The mass vaccination of society and reopening of our lives and economies along with the associated migration and international immigration introduce a considerable amount of uncertainty to the outlook over the balance of 2021 and into 2022.
Still, it is hard to see how these factors will not act as tailwinds to both housing demand and prices, particularly as inventories are still stuck at record lows. Current trends and the outlook for housing market fundamentals suggest activity will remain strong through 2021, resulting in a record number of sales this year despite the slowdown that began in April.
Over time, activity is forecast to continue returning towards more typical levels. As a result, 2022 is expected to see significantly fewer MLS® transactions than in 2021 while nonetheless still marking the second-best year on record. Some 682,900 properties are forecast to trade hands via Canadian MLS® systems in 2021.
This would be a record-setting result, and an increase of 23.8% over 2020. The strength of demand in 2021 has been geographically broadbased and CREA anticipates double-digit sales growth in every province with the exception of Quebec, where the second half of 2020 was comparatively stronger than the first five months of 2021.
The national average home price is forecast to rise by 19.3% on an annual basis to just over $677,775 in 2021. This reflects the current unprecedented imbalance of supply and demand, currently close to 2 months of inventory nationally.

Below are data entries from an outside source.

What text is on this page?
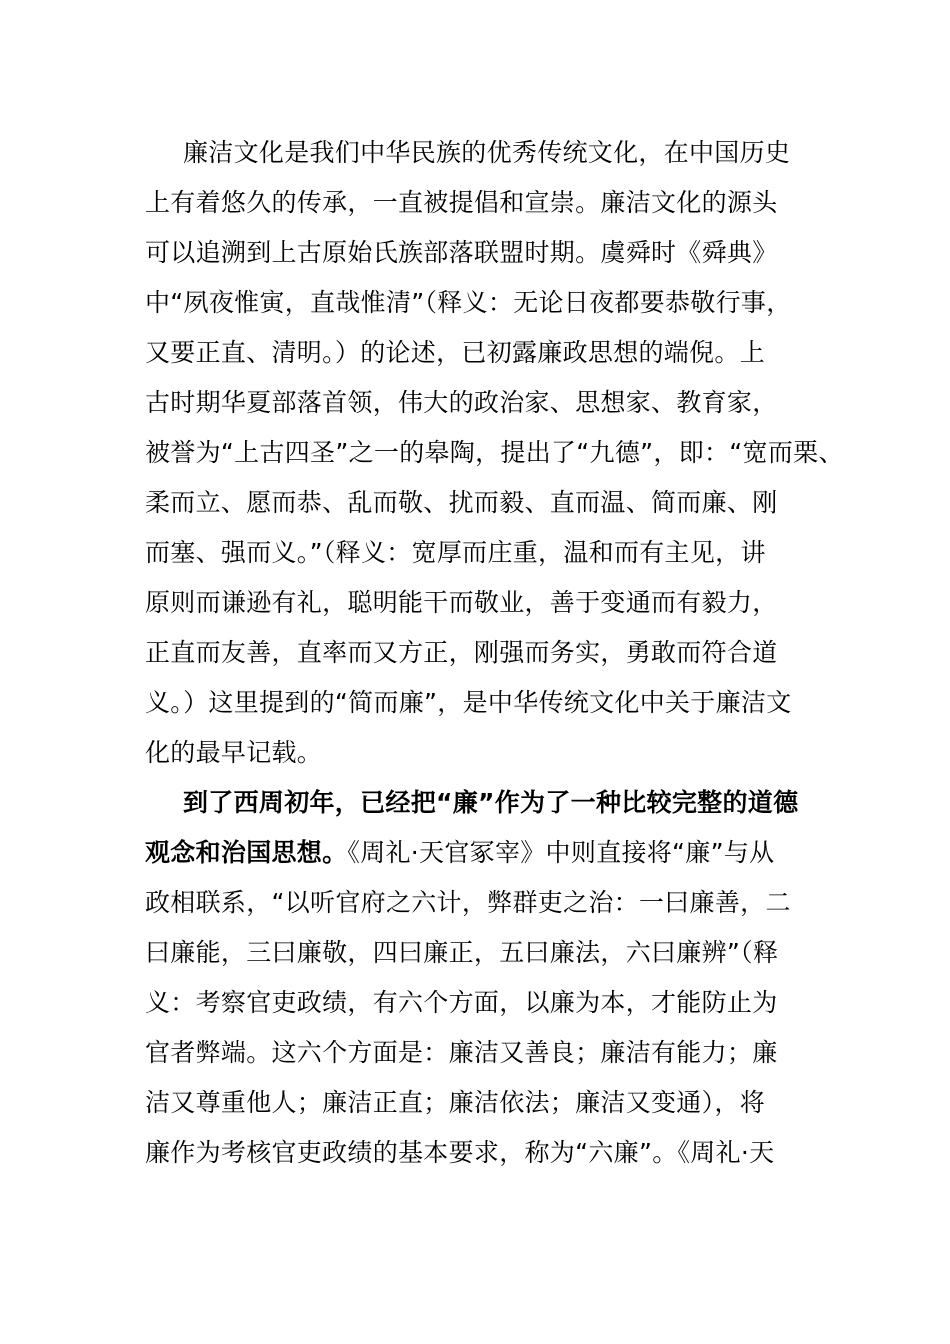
廉洁文化是我们中华民族的优秀传统文化，在中国历史
上有着悠久的传承，一直被提倡和宣崇。廉洁文化的源头
可以追溯到上古原始氏族部落联盟时期。虞舜时《舜典》
中“夙夜惟寅，直哉惟清”（释义：无论日夜都要恭敬行事，
又要正直、清明。）的论述，已初露廉政思想的端倪。上
古时期华夏部落首领，伟大的政治家、思想家、教育家，
被誉为“上古四圣”之一的皋陶，提出了“九德”，即：“宽而栗、
柔而立、愿而恭、乱而敬、扰而毅、直而温、简而廉、刚
而塞、强而义。”（释义：宽厚而庄重，温和而有主见，讲
原则而谦逊有礼，聪明能干而敬业，善于变通而有毅力，
正直而友善，直率而又方正，刚强而务实，勇敢而符合道
义。）这里提到的“简而廉”，是中华传统文化中关于廉洁文
化的最早记载。
到了西周初年，已经把“廉”作为了一种比较完整的道德
观念和治国思想。《周礼·天官冢宰》中则直接将“廉”与从
政相联系，“以听官府之六计，弊群吏之治：一曰廉善，二
曰廉能，三曰廉敬，四曰廉正，五曰廉法，六曰廉辨”（释
义：考察官吏政绩，有六个方面，以廉为本，才能防止为
官者弊端。这六个方面是：廉洁又善良；廉洁有能力；廉
洁又尊重他人；廉洁正直；廉洁依法；廉洁又变通），将
廉作为考核官吏政绩的基本要求，称为“六廉”。《周礼·天
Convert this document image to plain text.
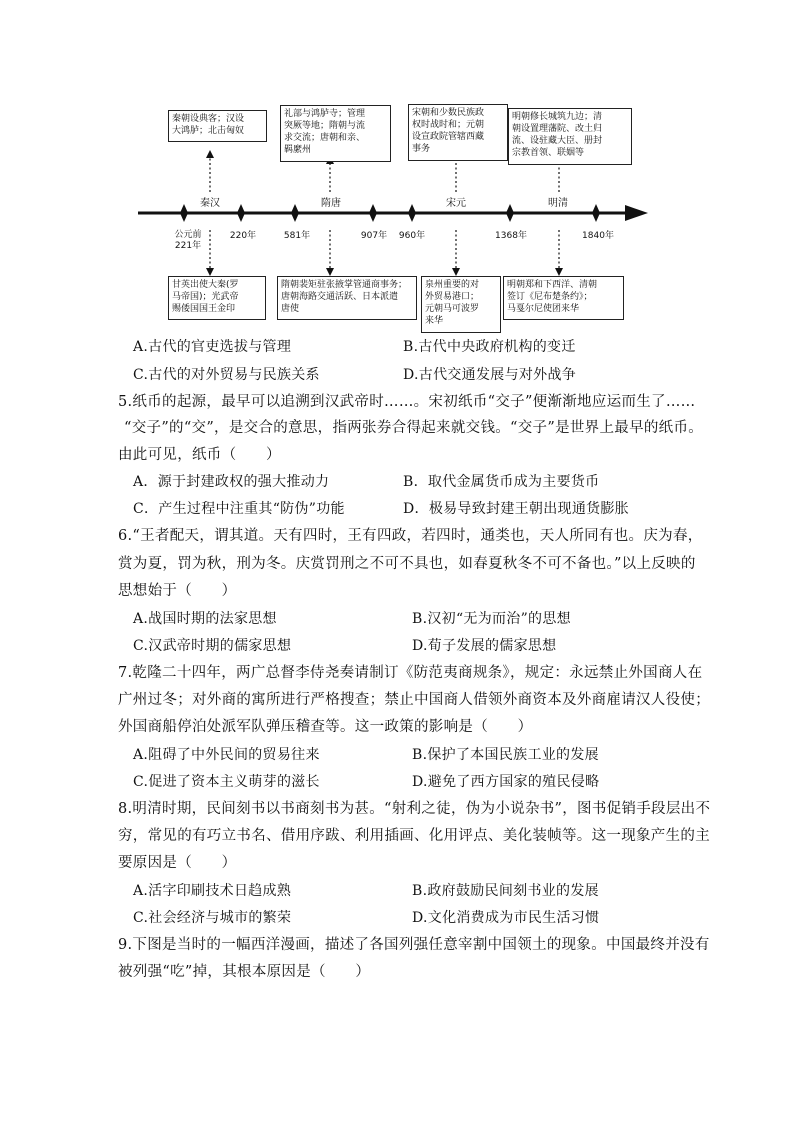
秦朝设典客；汉设
大鸿胪；北击匈奴
礼部与鸿胪寺；管理
突厥等地；隋朝与流
求交流；唐朝和亲、
羁縻州
宋朝和少数民族政
权时战时和；元朝
设宣政院管辖西藏
事务
明朝修长城筑九边；清
朝设置理藩院、改土归
流、设驻藏大臣、册封
宗教首领、联姻等
秦汉	隋唐	宋元	明清
公元前
221年
220年	581年	907年	960年	1368年	1840年
甘英出使大秦(罗
马帝国)；光武帝
赐倭国国王金印
隋朝裴矩驻张掖掌管通商事务；
唐朝海路交通活跃、日本派遣
唐使
泉州重要的对
外贸易港口；
元朝马可波罗
来华
明朝郑和下西洋、清朝
签订《尼布楚条约》；
马戛尔尼使团来华
A.古代的官吏选拔与管理	B.古代中央政府机构的变迁
C.古代的对外贸易与民族关系	D.古代交通发展与对外战争
5.纸币的起源，最早可以追溯到汉武帝时……。宋初纸币“交子”便渐渐地应运而生了……
“交子”的“交”，是交合的意思，指两张券合得起来就交钱。“交子”是世界上最早的纸币。
由此可见，纸币（　　）
A．源于封建政权的强大推动力	B．取代金属货币成为主要货币
C．产生过程中注重其“防伪”功能	D．极易导致封建王朝出现通货膨胀
6.“王者配天，谓其道。天有四时，王有四政，若四时，通类也，天人所同有也。庆为春，
赏为夏，罚为秋，刑为冬。庆赏罚刑之不可不具也，如春夏秋冬不可不备也。”以上反映的
思想始于（　　）
A.战国时期的法家思想	B.汉初“无为而治”的思想
C.汉武帝时期的儒家思想	D.荀子发展的儒家思想
7.乾隆二十四年，两广总督李侍尧奏请制订《防范夷商规条》，规定：永远禁止外国商人在
广州过冬；对外商的寓所进行严格搜查；禁止中国商人借领外商资本及外商雇请汉人役使；
外国商船停泊处派军队弹压稽查等。这一政策的影响是（　　）
A.阻碍了中外民间的贸易往来	B.保护了本国民族工业的发展
C.促进了资本主义萌芽的滋长	D.避免了西方国家的殖民侵略
8.明清时期，民间刻书以书商刻书为甚。“射利之徒，伪为小说杂书”，图书促销手段层出不
穷，常见的有巧立书名、借用序跋、利用插画、化用评点、美化装帧等。这一现象产生的主
要原因是（　　）
A.活字印刷技术日趋成熟	B.政府鼓励民间刻书业的发展
C.社会经济与城市的繁荣	D.文化消费成为市民生活习惯
9.下图是当时的一幅西洋漫画，描述了各国列强任意宰割中国领土的现象。中国最终并没有
被列强“吃”掉，其根本原因是（　　）
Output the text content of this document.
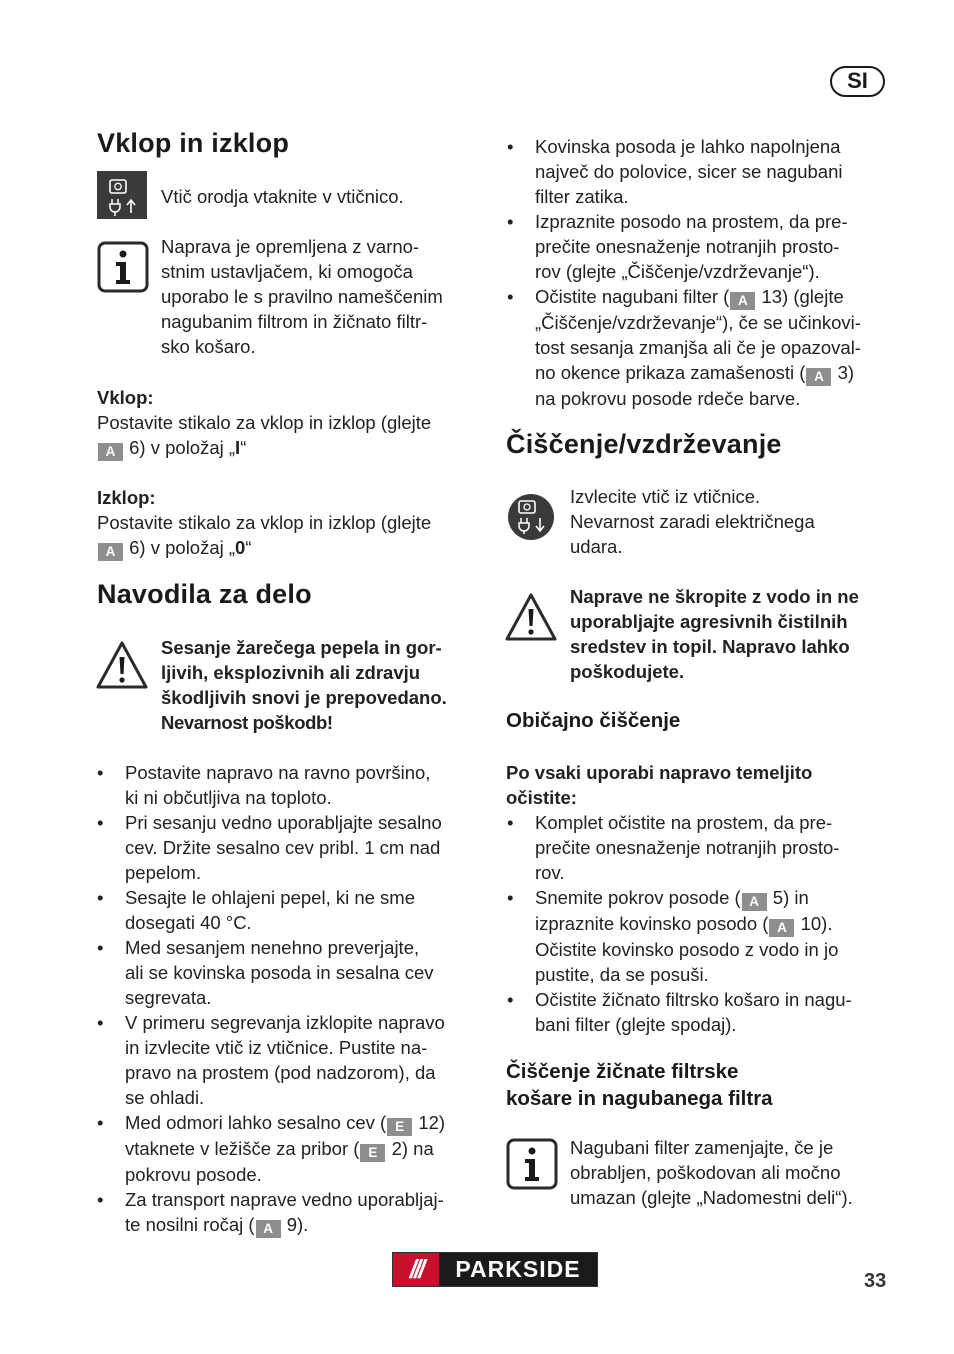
SI
Vklop in izklop
Vtič orodja vtaknite v vtičnico.
Naprava je opremljena z varno-
stnim ustavljačem, ki omogoča
uporabo le s pravilno nameščenim
nagubanim filtrom in žičnato filtr-
sko košaro.
Vklop:
Postavite stikalo za vklop in izklop (glejte
A 6) v položaj „I“
Izklop:
Postavite stikalo za vklop in izklop (glejte
A 6) v položaj „0“
Navodila za delo
Sesanje žarečega pepela in gor-
ljivih, eksplozivnih ali zdravju
škodljivih snovi je prepovedano.
Nevarnost poškodb!
• Postavite napravo na ravno površino,
ki ni občutljiva na toploto.
• Pri sesanju vedno uporabljajte sesalno
cev. Držite sesalno cev pribl. 1 cm nad
pepelom.
• Sesajte le ohlajeni pepel, ki ne sme
dosegati 40 °C.
• Med sesanjem nenehno preverjajte,
ali se kovinska posoda in sesalna cev
segrevata.
• V primeru segrevanja izklopite napravo
in izvlecite vtič iz vtičnice. Pustite na-
pravo na prostem (pod nadzorom), da
se ohladi.
• Med odmori lahko sesalno cev ( E 12)
vtaknete v ležišče za pribor ( E 2) na
pokrovu posode.
• Za transport naprave vedno uporabljaj-
te nosilni ročaj ( A 9).
• Kovinska posoda je lahko napolnjena
največ do polovice, sicer se nagubani
filter zatika.
• Izpraznite posodo na prostem, da pre-
prečite onesnaženje notranjih prosto-
rov (glejte „Čiščenje/vzdrževanje“).
• Očistite nagubani filter ( A 13) (glejte
„Čiščenje/vzdrževanje“), če se učinkovi-
tost sesanja zmanjša ali če je opazoval-
no okence prikaza zamašenosti ( A 3)
na pokrovu posode rdeče barve.
Čiščenje/vzdrževanje
Izvlecite vtič iz vtičnice.
Nevarnost zaradi električnega
udara.
Naprave ne škropite z vodo in ne
uporabljajte agresivnih čistilnih
sredstev in topil. Napravo lahko
poškodujete.
Običajno čiščenje
Po vsaki uporabi napravo temeljito
očistite:
• Komplet očistite na prostem, da pre-
prečite onesnaženje notranjih prosto-
rov.
• Snemite pokrov posode ( A 5) in
izpraznite kovinsko posodo ( A 10).
Očistite kovinsko posodo z vodo in jo
pustite, da se posuši.
• Očistite žičnato filtrsko košaro in nagu-
bani filter (glejte spodaj).
Čiščenje žičnate filtrske
košare in nagubanega filtra
Nagubani filter zamenjajte, če je
obrabljen, poškodovan ali močno
umazan (glejte „Nadomestni deli“).
///	PARKSIDE	33
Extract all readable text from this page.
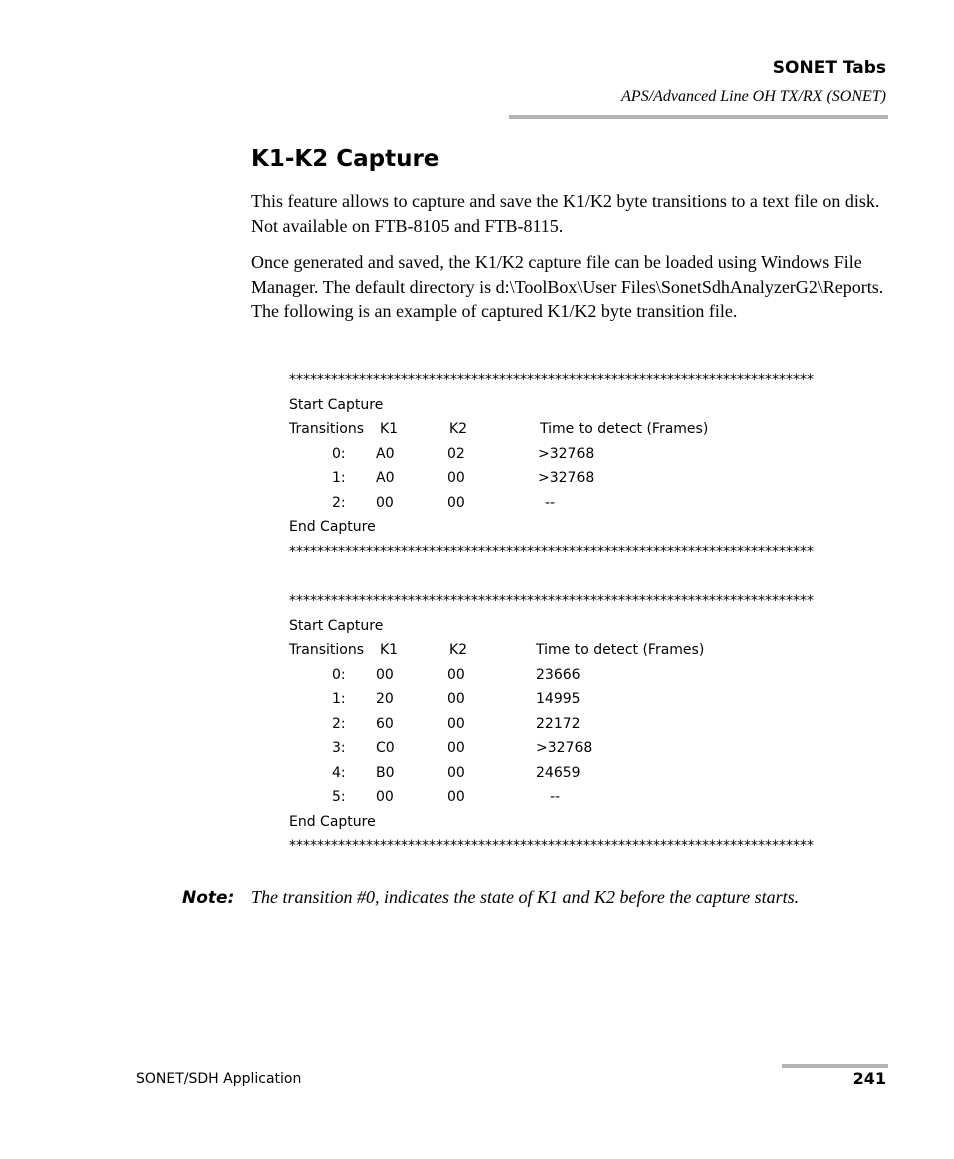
SONET Tabs
APS/Advanced Line OH TX/RX (SONET)
K1-K2 Capture
This feature allows to capture and save the K1/K2 byte transitions to a text file on disk. Not available on FTB-8105 and FTB-8115.
Once generated and saved, the K1/K2 capture file can be loaded using Windows File Manager. The default directory is d:\ToolBox\User Files\SonetSdhAnalyzerG2\Reports. The following is an example of captured K1/K2 byte transition file.
***************************************************************************
Start Capture
Transitions K1	K2	Time to detect (Frames)
0: A0	02	>32768
1: A0	00	>32768
2: 00	00	--
End Capture
***************************************************************************
***************************************************************************
Start Capture
Transitions K1	K2	Time to detect (Frames)
0: 00	00	23666
1: 20	00	14995
2: 60	00	22172
3: C0	00	>32768
4: B0	00	24659
5: 00	00	--
End Capture
***************************************************************************
Note: The transition #0, indicates the state of K1 and K2 before the capture starts.
SONET/SDH Application	241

While market conditions have eased a little in recent months, they nonetheless continue to favour sellers to some extent in virtually all local markets. On a monthly and quarterly basis, sales are forecast to continue trending back towards more typical levels through the latter half of 2021 and into 2022.
Limited supply and higher prices are expected to tap the brakes on activity in 2022 compared to 2021, although increased churn in resale markets resulting from the COVID-related shakeup to so many people’s lives may continue to boost activity above what was normal before COVID-19.
Indeed, it is possible that many of the moves associated with changes related to remote work won’t play out until further down the road when CREA will have more certainty about what the future will look like post-COVID. National home sales are forecast to fall by 13% to around 594,000 units in 2022.
This easing trend is expected to play out across Canada with buyers facing both higher prices and a lack of available supply, while at the same time the urgency to purchase a home base to ride out the pandemic continues to fade alongside the virus itself.
Sales declines are forecast to be largest in B.C. and Ontario, resulting in a “Simpson’s Paradox” in the average price whereby every province is forecast to post a larger year-over-year increase than the one at the national level due to the compositional shift in sales away from the most expensive provincial markets. The national average price is forecast to edge up by just 0.6% to $681,500 in 2022.